De klager heeft op 29 januari 2016 telefonisch verzocht om verlenging van deze termijn. Het verlengen van deze termijn is in eerste instantie niet in het belang van opdrachtgevers, dat beklaagde dient te bewaken. Beklaagde heeft het verzoek van klager aan zijn opdrachtgevers doorgegeven. Deze hebben vervolgens laten weten geen verlenging van de termijn te verlenen. De maandag daarop, 1 februari 2016, bleek de klager de financiering rond te hebben. De verkoop is vervolgens zonder vertraging, conform de koopovereenkomst middels de akte van transport op 1 maart 2016 afgerond. Beklaagde wijst hier op een door de opdrachtgevers ondertekend schrijven van 13 juli 2016.

De voor beklaagde handelend makelaar is voorzitter van de Raad van Commissarissen van de [naam bank A]. Het betreft een toezichthoudende functie op het algemene beleid van deze rechtspersoon. Hij heeft geen invloed, noch direct, noch indirect op het al dan niet verstrekken van financieringen. In het bijzonder heeft de makelaar geen enkele bemoeienis gehad met de financieringsrelatie tussen de klager en de bank. Van belangenverstrengeling zoals de klager stelt is geen sprake geweest. De klager laat ook na om dit te onderbouwen.

Ook betwist de beklaagde dat de handelend makelaar onjuiste of verkeerde verwachtingen zou hebben gewekt bij de klager. De makelaar heeft ter zake de termijn van het financieringsvoorbehoud de belangen van de opdrachtgevers behartigd en naar klager als koper gecommuniceerd.

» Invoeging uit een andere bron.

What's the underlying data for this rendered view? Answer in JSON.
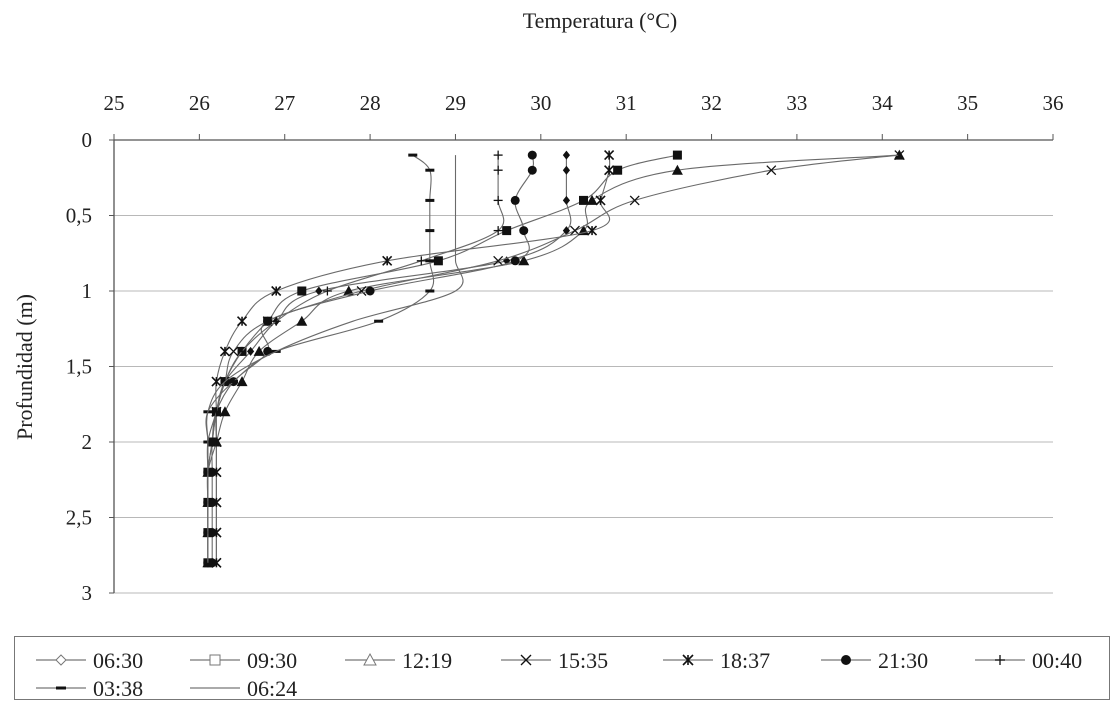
{
  "chart_data": {
    "type": "line",
    "xlabel": "Temperatura (°C)",
    "ylabel": "Profundidad (m)",
    "x_axis_position": "top",
    "y_axis_inverted": true,
    "xlim": [
      25,
      36
    ],
    "ylim": [
      0,
      3
    ],
    "x_ticks": [
      25,
      26,
      27,
      28,
      29,
      30,
      31,
      32,
      33,
      34,
      35,
      36
    ],
    "x_tick_labels": [
      "25",
      "26",
      "27",
      "28",
      "29",
      "30",
      "31",
      "32",
      "33",
      "34",
      "35",
      "36"
    ],
    "y_ticks": [
      0,
      0.5,
      1,
      1.5,
      2,
      2.5,
      3
    ],
    "y_tick_labels": [
      "0",
      "0,5",
      "1",
      "1,5",
      "2",
      "2,5",
      "3"
    ],
    "grid": "horizontal",
    "legend_position": "bottom",
    "depths": [
      0.1,
      0.2,
      0.4,
      0.6,
      0.8,
      1.0,
      1.2,
      1.4,
      1.6,
      1.8,
      2.0,
      2.2,
      2.4,
      2.6,
      2.8
    ],
    "series": [
      {
        "name": "06:30",
        "marker": "diamond",
        "x": [
          30.3,
          30.3,
          30.3,
          30.3,
          29.6,
          27.4,
          26.9,
          26.6,
          26.3,
          26.2,
          26.15,
          26.1,
          26.1,
          26.1,
          26.1
        ]
      },
      {
        "name": "09:30",
        "marker": "square",
        "x": [
          31.6,
          30.9,
          30.5,
          29.6,
          28.8,
          27.2,
          26.8,
          26.5,
          26.3,
          26.2,
          26.15,
          26.1,
          26.1,
          26.1,
          26.1
        ]
      },
      {
        "name": "12:19",
        "marker": "triangle",
        "x": [
          34.2,
          31.6,
          30.6,
          30.5,
          29.8,
          27.75,
          27.2,
          26.7,
          26.5,
          26.3,
          26.2,
          26.1,
          26.1,
          26.1,
          26.1
        ]
      },
      {
        "name": "15:35",
        "marker": "x",
        "x": [
          34.2,
          32.7,
          31.1,
          30.4,
          29.5,
          27.9,
          26.8,
          26.4,
          26.3,
          26.2,
          26.2,
          26.2,
          26.2,
          26.2,
          26.2
        ]
      },
      {
        "name": "18:37",
        "marker": "star",
        "x": [
          30.8,
          30.8,
          30.7,
          30.6,
          28.2,
          26.9,
          26.5,
          26.3,
          26.2,
          26.2,
          26.2,
          26.2,
          26.2,
          26.2,
          26.2
        ]
      },
      {
        "name": "21:30",
        "marker": "circle",
        "x": [
          29.9,
          29.9,
          29.7,
          29.8,
          29.7,
          28.0,
          26.8,
          26.8,
          26.4,
          26.2,
          26.15,
          26.15,
          26.15,
          26.15,
          26.15
        ]
      },
      {
        "name": "00:40",
        "marker": "plus",
        "x": [
          29.5,
          29.5,
          29.5,
          29.5,
          28.6,
          27.5,
          26.9,
          26.5,
          26.3,
          26.2,
          26.1,
          26.1,
          26.1,
          26.1,
          26.1
        ]
      },
      {
        "name": "03:38",
        "marker": "dash",
        "x": [
          28.5,
          28.7,
          28.7,
          28.7,
          28.7,
          28.7,
          28.1,
          26.9,
          26.4,
          26.1,
          26.1,
          26.1,
          26.1,
          26.1,
          26.1
        ]
      },
      {
        "name": "06:24",
        "marker": "none",
        "x": [
          29.0,
          29.0,
          29.0,
          29.0,
          29.0,
          29.0,
          27.8,
          26.9,
          26.3,
          26.1,
          26.1,
          26.1,
          26.1,
          26.1,
          26.1
        ]
      }
    ]
  }
}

Beklaagde betwist voorts gemotiveerd dat sprake zou zijn van onvoldoende deskundigheid bij de makelaar dan wel beklaagde.
Van een dreiging met een boete is geen sprake geweest. Beklaagde heeft de klager wel op de contractuele gevolgen van het verstrijken van de termijn van het financieringsvoorbehoud gewezen.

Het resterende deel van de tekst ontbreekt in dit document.